The simplest method is to use volumedetect
to find the max_volume
followed by the volume
filter to lower or raise the peak to the required level.
The loudnorm
filter can be run in one- or two-pass mode. In single pass a fixed length window is used. In two pass mode measured values from the first pass are used.

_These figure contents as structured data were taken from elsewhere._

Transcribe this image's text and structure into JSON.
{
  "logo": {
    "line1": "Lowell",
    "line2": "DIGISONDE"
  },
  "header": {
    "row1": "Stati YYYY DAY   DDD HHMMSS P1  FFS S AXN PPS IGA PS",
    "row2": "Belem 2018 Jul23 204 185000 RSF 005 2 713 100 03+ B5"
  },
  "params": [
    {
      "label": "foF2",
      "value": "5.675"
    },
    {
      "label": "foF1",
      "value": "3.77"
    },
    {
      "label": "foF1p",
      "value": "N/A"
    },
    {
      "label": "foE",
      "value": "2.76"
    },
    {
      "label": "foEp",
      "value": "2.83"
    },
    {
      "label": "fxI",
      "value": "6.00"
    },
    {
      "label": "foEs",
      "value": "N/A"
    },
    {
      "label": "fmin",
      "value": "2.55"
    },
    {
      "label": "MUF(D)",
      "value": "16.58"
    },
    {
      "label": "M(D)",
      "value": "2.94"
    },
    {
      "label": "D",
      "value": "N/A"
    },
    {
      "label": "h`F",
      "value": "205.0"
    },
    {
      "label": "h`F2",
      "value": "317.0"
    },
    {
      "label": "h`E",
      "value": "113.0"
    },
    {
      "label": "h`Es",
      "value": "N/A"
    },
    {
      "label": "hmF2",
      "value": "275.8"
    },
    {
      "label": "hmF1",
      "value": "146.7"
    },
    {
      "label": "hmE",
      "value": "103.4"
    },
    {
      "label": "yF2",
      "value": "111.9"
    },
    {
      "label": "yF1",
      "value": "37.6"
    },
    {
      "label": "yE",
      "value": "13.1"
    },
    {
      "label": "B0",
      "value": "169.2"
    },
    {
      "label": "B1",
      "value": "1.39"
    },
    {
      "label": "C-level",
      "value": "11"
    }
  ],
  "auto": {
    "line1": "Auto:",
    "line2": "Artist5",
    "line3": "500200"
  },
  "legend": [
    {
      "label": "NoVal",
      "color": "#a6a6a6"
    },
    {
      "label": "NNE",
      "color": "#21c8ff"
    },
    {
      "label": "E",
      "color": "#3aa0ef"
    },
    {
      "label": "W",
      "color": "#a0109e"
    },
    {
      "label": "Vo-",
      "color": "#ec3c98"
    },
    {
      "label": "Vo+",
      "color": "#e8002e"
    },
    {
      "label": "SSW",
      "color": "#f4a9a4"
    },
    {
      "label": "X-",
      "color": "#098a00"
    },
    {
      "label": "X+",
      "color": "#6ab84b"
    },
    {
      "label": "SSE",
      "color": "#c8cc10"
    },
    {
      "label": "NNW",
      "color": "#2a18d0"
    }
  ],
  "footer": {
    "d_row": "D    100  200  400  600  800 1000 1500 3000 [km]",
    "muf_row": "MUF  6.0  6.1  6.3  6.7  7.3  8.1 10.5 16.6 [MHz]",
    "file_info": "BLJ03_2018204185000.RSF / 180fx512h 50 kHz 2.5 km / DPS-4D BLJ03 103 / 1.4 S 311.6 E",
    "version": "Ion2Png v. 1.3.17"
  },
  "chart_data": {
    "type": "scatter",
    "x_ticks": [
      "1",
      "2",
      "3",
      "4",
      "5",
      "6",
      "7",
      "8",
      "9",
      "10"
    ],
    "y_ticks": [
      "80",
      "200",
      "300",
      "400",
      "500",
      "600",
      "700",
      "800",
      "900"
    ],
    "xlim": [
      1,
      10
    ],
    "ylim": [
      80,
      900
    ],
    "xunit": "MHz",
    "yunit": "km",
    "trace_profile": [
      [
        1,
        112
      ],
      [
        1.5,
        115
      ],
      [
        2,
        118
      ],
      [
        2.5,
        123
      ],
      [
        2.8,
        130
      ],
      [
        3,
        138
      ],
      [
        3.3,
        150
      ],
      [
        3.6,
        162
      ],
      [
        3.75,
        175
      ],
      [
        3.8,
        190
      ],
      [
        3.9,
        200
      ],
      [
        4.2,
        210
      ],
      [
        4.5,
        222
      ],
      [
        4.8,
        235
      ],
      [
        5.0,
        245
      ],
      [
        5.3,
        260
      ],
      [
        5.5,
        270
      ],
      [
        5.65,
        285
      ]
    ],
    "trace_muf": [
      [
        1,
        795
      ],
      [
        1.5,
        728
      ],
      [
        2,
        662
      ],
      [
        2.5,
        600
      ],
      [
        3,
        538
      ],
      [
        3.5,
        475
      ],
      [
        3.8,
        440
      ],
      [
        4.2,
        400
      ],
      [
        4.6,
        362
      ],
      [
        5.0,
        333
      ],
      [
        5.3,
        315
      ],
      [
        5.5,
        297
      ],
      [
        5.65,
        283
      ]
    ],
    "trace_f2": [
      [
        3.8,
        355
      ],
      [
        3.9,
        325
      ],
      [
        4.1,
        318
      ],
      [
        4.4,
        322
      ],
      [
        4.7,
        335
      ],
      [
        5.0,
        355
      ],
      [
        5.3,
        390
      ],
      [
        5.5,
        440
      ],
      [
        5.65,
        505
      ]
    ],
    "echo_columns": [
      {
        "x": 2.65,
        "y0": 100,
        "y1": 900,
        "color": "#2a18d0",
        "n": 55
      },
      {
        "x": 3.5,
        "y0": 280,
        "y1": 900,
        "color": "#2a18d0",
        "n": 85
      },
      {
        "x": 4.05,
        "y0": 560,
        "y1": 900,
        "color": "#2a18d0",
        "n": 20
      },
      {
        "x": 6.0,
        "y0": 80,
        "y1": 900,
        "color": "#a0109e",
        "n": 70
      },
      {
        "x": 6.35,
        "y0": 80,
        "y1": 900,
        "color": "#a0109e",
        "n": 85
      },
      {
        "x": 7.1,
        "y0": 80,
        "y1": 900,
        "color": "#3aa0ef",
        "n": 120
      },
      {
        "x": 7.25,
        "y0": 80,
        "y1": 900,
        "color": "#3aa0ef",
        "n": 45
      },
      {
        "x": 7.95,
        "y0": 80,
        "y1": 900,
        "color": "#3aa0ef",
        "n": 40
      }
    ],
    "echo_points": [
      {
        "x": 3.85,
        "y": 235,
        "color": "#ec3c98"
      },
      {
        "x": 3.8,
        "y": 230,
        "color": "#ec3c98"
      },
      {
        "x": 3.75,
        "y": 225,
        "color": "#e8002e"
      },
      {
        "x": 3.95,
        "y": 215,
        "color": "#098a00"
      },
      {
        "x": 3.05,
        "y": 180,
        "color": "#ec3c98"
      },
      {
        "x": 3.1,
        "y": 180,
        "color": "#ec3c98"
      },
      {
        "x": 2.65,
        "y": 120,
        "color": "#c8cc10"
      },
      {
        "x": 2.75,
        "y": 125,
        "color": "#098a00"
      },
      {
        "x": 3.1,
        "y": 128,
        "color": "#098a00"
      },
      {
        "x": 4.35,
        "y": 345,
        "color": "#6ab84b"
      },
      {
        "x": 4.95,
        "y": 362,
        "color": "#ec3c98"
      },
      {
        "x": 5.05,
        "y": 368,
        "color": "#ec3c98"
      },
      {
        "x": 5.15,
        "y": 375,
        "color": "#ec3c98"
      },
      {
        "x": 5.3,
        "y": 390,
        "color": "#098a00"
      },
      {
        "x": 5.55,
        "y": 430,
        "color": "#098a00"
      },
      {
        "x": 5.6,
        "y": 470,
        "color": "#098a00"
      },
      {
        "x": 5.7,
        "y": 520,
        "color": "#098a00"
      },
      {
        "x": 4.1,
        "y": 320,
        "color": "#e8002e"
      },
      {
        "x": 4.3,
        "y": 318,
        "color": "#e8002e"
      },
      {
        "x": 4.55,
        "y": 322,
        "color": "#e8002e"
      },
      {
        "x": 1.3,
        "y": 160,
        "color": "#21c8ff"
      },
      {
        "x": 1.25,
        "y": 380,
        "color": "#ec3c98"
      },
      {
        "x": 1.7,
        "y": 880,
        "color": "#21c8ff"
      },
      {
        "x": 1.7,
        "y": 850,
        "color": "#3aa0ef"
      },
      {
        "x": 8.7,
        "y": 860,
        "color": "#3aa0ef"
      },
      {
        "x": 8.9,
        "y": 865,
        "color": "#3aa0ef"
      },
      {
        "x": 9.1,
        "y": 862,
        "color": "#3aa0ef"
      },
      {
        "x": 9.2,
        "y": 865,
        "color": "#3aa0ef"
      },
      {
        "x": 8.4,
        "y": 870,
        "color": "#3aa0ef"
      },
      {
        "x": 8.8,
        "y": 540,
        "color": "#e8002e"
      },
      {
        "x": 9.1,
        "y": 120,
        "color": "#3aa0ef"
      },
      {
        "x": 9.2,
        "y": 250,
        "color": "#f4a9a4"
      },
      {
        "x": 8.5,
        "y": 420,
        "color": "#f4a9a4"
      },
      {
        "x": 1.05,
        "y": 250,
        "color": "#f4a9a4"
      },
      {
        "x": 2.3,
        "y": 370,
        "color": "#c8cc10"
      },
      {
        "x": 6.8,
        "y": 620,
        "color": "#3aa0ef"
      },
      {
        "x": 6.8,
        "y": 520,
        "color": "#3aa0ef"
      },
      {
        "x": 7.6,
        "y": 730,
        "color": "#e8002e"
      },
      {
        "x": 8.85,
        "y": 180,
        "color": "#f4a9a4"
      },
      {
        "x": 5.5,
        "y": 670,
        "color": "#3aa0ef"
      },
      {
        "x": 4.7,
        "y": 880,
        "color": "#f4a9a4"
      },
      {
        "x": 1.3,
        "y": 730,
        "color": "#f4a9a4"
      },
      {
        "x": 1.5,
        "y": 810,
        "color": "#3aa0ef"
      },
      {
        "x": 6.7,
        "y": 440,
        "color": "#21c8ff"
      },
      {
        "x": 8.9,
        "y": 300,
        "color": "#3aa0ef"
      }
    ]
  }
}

Note: The default settings for LRA
and TP
are reasonable. The default I
value is based on the EBU R128 standard, but most podcasts and online media use a value closer to I=-16
2. Setting dual_mono=true
should be done if the audio has been converted to mono3.
The dynloudnorm
filter could also be used. It gives more control over the window size.
Method 1 - volumedetect
After the previous steps, run:
ffmpeg -i input.mp3 -af "volumedetect" -vn -sn -dn -f null /dev/null
Note: If the max_volume
is reported as 0.0dB, then the true peak might be above zero.
If the max_volume
is not in the proper range, then add or remove dB as needed:
ffmpeg -i input.mp3 -af "volume=5dB" output.mp3
Method 2 - ‘loudnorm’
For a single-pass, run:
ffmpeg -i input.mp3 -af "loudnorm=I=-16:dual_mono=true" output.mp3
For a two-pass workflow, run:
ffmpeg -i input.mp3 -af "loudnorm=print_format=json" -f null -
This prints a series of values to the terminal in the JSON format. Use those as the measured values to run:
ffmpeg -i input.mp3 -af "loudnorm=I=-16:TP=-1.5:LRA=7:measured_I=-17.0:measured_TP=-2.0measured_LRA=12.0:measured_thresh=-27.0:offset=1.0" output.mp3
The I=-20:TP=-1.5:LRA=8
values are reasonable settings for spoken word audio.